What is the legal value of the principle contract?
In the formal contract negotiation stage, the principle contract has the role of guiding clear agreements and commitments, other detailed conditions will be negotiated later. Therefore, the parties can rely on the principle contract to sign the official contract. In addition, the parties can add to the principle contract appropriate appendices related to what has been negotiated without having to sign too many other contracts.
The principle contract will replace a formal contract if the parties cannot or do not want to determine the quantity of goods/services to be exchanged clearly. At the same time, the parties can use the principle contract in case they only want to cooperate for a certain period of time and are not required to continue signing when any other transactions arise.
In case a dispute occurs during the formal contract negotiation, the parties can rely on the agreements and commitments stated in the principle contract to resolve the issue that has not been agreed in the official contract. However, when a dispute occurs, if the parties violate their rights and obligations, it will be very difficult to resolve because the principle contract only shows the general provisions.
What is the content of the principle contract?
Although it only covers the basic terms, the subject of the principle contract needs to respect the legal rules in the field of contracting.
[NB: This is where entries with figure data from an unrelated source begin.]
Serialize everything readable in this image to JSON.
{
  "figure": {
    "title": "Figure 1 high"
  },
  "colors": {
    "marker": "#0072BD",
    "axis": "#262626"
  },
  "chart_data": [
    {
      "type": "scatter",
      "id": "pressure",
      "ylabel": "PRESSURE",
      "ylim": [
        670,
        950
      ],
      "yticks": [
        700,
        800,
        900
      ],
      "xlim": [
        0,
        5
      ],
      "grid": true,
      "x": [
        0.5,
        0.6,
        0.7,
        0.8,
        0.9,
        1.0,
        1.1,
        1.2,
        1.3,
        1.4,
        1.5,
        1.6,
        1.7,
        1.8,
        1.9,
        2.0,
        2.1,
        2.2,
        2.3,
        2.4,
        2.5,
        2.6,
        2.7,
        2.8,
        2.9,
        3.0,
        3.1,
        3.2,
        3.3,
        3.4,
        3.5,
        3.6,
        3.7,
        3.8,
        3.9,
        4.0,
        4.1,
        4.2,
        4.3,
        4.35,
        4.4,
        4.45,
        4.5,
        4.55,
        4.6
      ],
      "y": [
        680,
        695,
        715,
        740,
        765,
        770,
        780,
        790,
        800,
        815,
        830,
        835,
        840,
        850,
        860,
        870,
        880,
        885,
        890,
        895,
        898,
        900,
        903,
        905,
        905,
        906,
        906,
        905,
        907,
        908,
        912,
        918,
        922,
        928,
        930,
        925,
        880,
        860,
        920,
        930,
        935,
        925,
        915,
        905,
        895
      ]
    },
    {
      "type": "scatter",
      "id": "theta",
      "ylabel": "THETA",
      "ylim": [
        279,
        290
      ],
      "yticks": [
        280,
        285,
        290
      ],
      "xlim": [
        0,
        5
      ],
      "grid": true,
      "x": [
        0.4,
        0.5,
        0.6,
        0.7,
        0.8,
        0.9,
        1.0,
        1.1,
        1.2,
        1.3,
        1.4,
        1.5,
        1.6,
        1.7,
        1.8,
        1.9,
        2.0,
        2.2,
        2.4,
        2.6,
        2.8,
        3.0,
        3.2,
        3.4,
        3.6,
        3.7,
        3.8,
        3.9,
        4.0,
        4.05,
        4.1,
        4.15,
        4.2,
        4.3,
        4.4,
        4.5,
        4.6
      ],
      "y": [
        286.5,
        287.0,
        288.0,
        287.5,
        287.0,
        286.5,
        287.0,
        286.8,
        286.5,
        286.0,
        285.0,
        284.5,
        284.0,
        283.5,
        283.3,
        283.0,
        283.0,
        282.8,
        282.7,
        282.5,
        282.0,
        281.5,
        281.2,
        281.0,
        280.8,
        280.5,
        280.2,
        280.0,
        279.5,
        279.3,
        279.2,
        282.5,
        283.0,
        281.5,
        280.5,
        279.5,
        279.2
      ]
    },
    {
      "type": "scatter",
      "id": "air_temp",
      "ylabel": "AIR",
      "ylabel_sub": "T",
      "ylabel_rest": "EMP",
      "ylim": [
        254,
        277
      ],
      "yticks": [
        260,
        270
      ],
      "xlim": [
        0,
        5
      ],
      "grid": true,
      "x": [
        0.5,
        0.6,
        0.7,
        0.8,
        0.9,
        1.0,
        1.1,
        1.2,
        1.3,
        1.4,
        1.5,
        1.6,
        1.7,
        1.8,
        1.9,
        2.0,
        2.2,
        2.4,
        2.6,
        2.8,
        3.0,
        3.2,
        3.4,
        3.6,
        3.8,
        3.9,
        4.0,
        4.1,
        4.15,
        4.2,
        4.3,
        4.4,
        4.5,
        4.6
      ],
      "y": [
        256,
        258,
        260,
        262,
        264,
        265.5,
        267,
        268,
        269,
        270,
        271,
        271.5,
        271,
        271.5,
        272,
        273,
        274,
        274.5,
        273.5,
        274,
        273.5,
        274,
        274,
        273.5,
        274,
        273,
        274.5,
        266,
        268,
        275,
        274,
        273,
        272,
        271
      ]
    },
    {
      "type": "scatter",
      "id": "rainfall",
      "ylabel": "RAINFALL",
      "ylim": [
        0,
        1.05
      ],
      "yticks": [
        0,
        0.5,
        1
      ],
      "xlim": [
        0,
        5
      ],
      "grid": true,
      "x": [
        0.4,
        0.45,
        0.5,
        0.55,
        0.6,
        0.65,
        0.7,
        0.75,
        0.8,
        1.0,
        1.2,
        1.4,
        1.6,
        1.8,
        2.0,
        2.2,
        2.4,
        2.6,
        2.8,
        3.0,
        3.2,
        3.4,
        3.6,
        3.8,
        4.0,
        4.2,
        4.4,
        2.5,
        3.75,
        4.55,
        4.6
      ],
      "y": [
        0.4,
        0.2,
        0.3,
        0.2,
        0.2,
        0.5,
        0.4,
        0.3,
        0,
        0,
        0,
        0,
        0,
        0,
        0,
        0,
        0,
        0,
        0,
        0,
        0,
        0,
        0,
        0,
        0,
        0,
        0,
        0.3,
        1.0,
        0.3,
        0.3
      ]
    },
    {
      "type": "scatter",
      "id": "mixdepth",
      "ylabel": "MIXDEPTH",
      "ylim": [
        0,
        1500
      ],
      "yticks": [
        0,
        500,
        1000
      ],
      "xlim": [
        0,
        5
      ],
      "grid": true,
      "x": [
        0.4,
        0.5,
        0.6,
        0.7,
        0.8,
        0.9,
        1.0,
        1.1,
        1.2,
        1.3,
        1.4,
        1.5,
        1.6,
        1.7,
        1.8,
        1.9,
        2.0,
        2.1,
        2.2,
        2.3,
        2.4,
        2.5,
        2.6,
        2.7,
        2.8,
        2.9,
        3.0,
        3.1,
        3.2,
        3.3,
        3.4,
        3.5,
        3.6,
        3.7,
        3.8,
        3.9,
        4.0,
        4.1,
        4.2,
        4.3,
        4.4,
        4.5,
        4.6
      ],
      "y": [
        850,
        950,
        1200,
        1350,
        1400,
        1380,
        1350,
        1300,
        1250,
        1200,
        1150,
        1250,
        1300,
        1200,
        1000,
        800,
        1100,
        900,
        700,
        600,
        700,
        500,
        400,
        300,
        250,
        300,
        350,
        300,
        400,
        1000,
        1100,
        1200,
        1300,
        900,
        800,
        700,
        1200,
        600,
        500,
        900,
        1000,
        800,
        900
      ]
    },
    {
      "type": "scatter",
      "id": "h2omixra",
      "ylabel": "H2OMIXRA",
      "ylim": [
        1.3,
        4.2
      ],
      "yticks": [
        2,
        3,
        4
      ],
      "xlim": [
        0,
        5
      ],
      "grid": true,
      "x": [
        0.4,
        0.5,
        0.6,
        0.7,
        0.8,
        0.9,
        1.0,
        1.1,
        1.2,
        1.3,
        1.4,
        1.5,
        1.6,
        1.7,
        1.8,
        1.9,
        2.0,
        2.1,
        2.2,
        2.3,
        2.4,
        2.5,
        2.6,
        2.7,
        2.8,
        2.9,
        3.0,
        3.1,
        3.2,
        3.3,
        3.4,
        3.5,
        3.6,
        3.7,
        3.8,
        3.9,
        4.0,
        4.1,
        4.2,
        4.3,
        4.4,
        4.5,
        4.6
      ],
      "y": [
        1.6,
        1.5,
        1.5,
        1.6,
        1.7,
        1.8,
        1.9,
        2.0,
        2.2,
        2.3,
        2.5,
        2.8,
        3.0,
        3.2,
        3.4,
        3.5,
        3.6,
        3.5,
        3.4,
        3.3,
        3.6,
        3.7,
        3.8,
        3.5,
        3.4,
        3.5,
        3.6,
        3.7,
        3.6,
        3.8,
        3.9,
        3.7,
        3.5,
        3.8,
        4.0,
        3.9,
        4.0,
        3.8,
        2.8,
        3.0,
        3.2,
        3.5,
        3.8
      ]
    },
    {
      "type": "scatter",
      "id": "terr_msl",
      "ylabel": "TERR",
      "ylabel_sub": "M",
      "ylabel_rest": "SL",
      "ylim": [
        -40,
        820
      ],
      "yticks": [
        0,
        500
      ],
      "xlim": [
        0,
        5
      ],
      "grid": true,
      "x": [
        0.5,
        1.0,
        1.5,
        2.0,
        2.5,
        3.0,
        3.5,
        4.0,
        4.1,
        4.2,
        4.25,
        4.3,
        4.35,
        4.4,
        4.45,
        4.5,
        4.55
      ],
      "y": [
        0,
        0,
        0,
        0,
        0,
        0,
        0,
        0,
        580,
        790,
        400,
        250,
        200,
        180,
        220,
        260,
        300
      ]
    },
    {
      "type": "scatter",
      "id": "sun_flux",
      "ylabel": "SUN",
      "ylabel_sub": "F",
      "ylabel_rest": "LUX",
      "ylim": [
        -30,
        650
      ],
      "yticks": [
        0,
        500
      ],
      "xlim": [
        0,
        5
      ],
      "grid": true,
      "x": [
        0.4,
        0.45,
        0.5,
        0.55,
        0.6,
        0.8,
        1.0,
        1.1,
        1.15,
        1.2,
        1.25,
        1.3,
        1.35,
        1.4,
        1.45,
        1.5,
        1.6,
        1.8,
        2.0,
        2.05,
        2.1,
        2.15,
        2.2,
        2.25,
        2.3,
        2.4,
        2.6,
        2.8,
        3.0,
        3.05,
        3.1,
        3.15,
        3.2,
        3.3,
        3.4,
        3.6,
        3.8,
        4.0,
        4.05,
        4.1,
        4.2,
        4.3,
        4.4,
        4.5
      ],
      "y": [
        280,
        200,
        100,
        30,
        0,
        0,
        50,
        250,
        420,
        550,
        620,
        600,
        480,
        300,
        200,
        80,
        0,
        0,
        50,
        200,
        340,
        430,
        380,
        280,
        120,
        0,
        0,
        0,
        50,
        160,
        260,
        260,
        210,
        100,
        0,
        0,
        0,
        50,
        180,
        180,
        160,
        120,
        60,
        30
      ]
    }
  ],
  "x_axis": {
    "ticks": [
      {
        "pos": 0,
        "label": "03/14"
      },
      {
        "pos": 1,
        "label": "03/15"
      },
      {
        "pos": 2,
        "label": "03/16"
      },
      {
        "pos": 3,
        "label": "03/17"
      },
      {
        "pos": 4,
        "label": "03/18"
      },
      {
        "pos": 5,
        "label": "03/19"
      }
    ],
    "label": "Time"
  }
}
The principle contract should have the following important contents:
- Contracting subject: To identify the subject of the contract and the role in the process of buying and selling goods.
- Information about the main objects in the contract.
- Information and role of the third party in the process of entering into a contract or resolving a contract dispute.
- Quantity and quality of goods.
- Agreement to determine the purchase and sale price of goods.
- Payment method agreement.
- Negotiate order method and order confirmation form.
- Agreement on time, place of delivery and receipt of goods and how the parties change in the process of buying and selling goods.
- Product warranty agreement.
- Legal rights and obligations of the parties before, during and after the performance of the contract as well as the time of contract termination.
- Terms of binding liability: The parties anticipate situations that arise if the other party does not perform the commitments related to the contract. The parties can draft terms related to the responsibilities of the buyer and the seller during the negotiation process.
- Term of contract performance: Specifying clearly the time when the contract comes into effect and the time to terminate the contract, along with the arising grounds leading to the contract's forced termination.
- Dispute settlement terms: If a dispute occurs, the parties can bring it to a competent court or commercial arbitration for settlement.
- Joint commitment between the parties.
In the process of commercial negotiation, the principle contract is used to determine the commitments and agreements between the parties to the transaction before coming to a formal agreement.